Pada akhirnya aku dan Rafasya berbaikan, ternyata aku sudah salah sangka terhadap Rafasya. Aku harap Naura adalah orang baik yang mengerti sahabatnya. Mereka harus sadar bahwa mereka mempunyai orang lain yang dicintainya masing-masing.

Sepanjang perjalanan pulang, aku dan Rafasya selalu tertawa, Rafasya dengan segala kejahilannya membuatku ingin selalu ada bersamanya. Aku menginjak sepatu Rafasya agar kotor, ia pun mencoba untuk membalas dendam dengan menginjak sepatuku juga. Namun aku menghindar, dan terjadilah insiden saling kejar. Persis seperti Rafasya dan Naura saat itu.

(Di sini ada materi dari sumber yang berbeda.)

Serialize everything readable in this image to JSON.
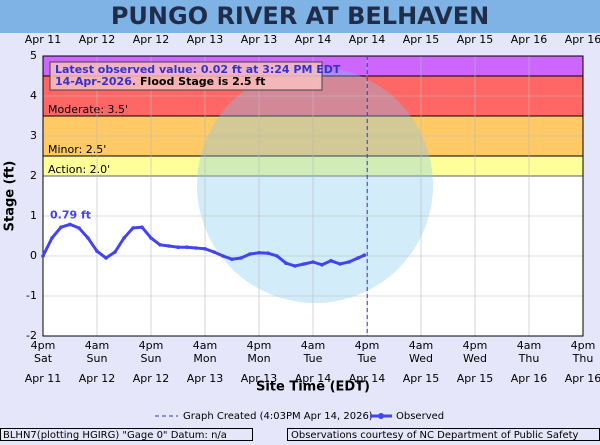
{
  "chart_data": {
    "type": "line",
    "title": "PUNGO RIVER AT BELHAVEN",
    "y_label": "Stage (ft)",
    "x_label": "Site Time (EDT)",
    "ylim": [
      -2,
      5
    ],
    "yticks": [
      -2,
      -1,
      0,
      1,
      2,
      3,
      4,
      5
    ],
    "xlim": [
      "2026-04-11 16:00",
      "2026-04-16 16:00"
    ],
    "xticks": [
      {
        "value": "2026-04-11 16:00",
        "label": [
          "4pm",
          "Sat",
          "Apr 11"
        ]
      },
      {
        "value": "2026-04-12 04:00",
        "label": [
          "4am",
          "Sun",
          "Apr 12"
        ]
      },
      {
        "value": "2026-04-12 16:00",
        "label": [
          "4pm",
          "Sun",
          "Apr 12"
        ]
      },
      {
        "value": "2026-04-13 04:00",
        "label": [
          "4am",
          "Mon",
          "Apr 13"
        ]
      },
      {
        "value": "2026-04-13 16:00",
        "label": [
          "4pm",
          "Mon",
          "Apr 13"
        ]
      },
      {
        "value": "2026-04-14 04:00",
        "label": [
          "4am",
          "Tue",
          "Apr 14"
        ]
      },
      {
        "value": "2026-04-14 16:00",
        "label": [
          "4pm",
          "Tue",
          "Apr 14"
        ]
      },
      {
        "value": "2026-04-15 04:00",
        "label": [
          "4am",
          "Wed",
          "Apr 15"
        ]
      },
      {
        "value": "2026-04-15 16:00",
        "label": [
          "4pm",
          "Wed",
          "Apr 15"
        ]
      },
      {
        "value": "2026-04-16 04:00",
        "label": [
          "4am",
          "Thu",
          "Apr 16"
        ]
      },
      {
        "value": "2026-04-16 16:00",
        "label": [
          "4pm",
          "Thu",
          "Apr 16"
        ]
      }
    ],
    "grid": true,
    "flood_categories": [
      {
        "label": "Action: 2.0'",
        "value": 2.0,
        "color": "#ffff99"
      },
      {
        "label": "Minor: 2.5'",
        "value": 2.5,
        "color": "#ffc966"
      },
      {
        "label": "Moderate: 3.5'",
        "value": 3.5,
        "color": "#ff6666"
      },
      {
        "value": 4.5,
        "color": "#cc66ff"
      }
    ],
    "latest_observed": [
      "Latest observed value: 0.02 ft at 3:24 PM EDT",
      "14-Apr-2026.",
      "Flood Stage is 2.5 ft"
    ],
    "created": {
      "label": "Graph Created (4:03PM Apr 14, 2026)",
      "x": "2026-04-14 16:03"
    },
    "x": [
      "2026-04-11 16:00",
      "2026-04-11 18:00",
      "2026-04-11 20:00",
      "2026-04-11 22:00",
      "2026-04-12 00:00",
      "2026-04-12 02:00",
      "2026-04-12 04:00",
      "2026-04-12 06:00",
      "2026-04-12 08:00",
      "2026-04-12 10:00",
      "2026-04-12 12:00",
      "2026-04-12 14:00",
      "2026-04-12 16:00",
      "2026-04-12 18:00",
      "2026-04-12 20:00",
      "2026-04-12 22:00",
      "2026-04-13 00:00",
      "2026-04-13 02:00",
      "2026-04-13 04:00",
      "2026-04-13 06:00",
      "2026-04-13 08:00",
      "2026-04-13 10:00",
      "2026-04-13 12:00",
      "2026-04-13 14:00",
      "2026-04-13 16:00",
      "2026-04-13 18:00",
      "2026-04-13 20:00",
      "2026-04-13 22:00",
      "2026-04-14 00:00",
      "2026-04-14 02:00",
      "2026-04-14 04:00",
      "2026-04-14 06:00",
      "2026-04-14 08:00",
      "2026-04-14 10:00",
      "2026-04-14 12:00",
      "2026-04-14 14:00",
      "2026-04-14 15:24"
    ],
    "series": [
      {
        "name": "Observed",
        "color": "#4444ee",
        "values": [
          0.0,
          0.45,
          0.72,
          0.79,
          0.7,
          0.45,
          0.12,
          -0.05,
          0.1,
          0.45,
          0.7,
          0.72,
          0.45,
          0.28,
          0.25,
          0.22,
          0.22,
          0.2,
          0.18,
          0.1,
          0.0,
          -0.08,
          -0.05,
          0.05,
          0.08,
          0.07,
          0.0,
          -0.18,
          -0.25,
          -0.2,
          -0.15,
          -0.22,
          -0.12,
          -0.2,
          -0.15,
          -0.05,
          0.02
        ],
        "value_labels": [
          null,
          null,
          null,
          "0.79 ft",
          null,
          null,
          null,
          null,
          null,
          null,
          null,
          null,
          null,
          null,
          null,
          null,
          null,
          null,
          null,
          null,
          null,
          null,
          null,
          null,
          null,
          null,
          null,
          null,
          null,
          null,
          null,
          null,
          null,
          null,
          null,
          null,
          null
        ]
      }
    ],
    "footer_left": "BLHN7(plotting HGIRG) \"Gage 0\" Datum: n/a",
    "footer_right": "Observations courtesy of NC Department of Public Safety"
  }
}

Akhirnya aku bisa merasakan kebahagiaan ini.

Terkadang, bersama dengan orang yang senasib akan lebih mengerti. Itu yang diucapkan Rafasya. Terlalu dewasa mengucapkan itu, diumur kami yang masih empat belas tahun.

Tanpa sadar, kami telah menggambar garis persegi lima yang rumit. Tentang siapakah orang yang senasib disini, insiden aku dengan Cakra dan Rafasya dengan Jihan, atau Rafasya dengan Naura dan aku dengan pacarnya Naura. Siapa yang senasib di sini?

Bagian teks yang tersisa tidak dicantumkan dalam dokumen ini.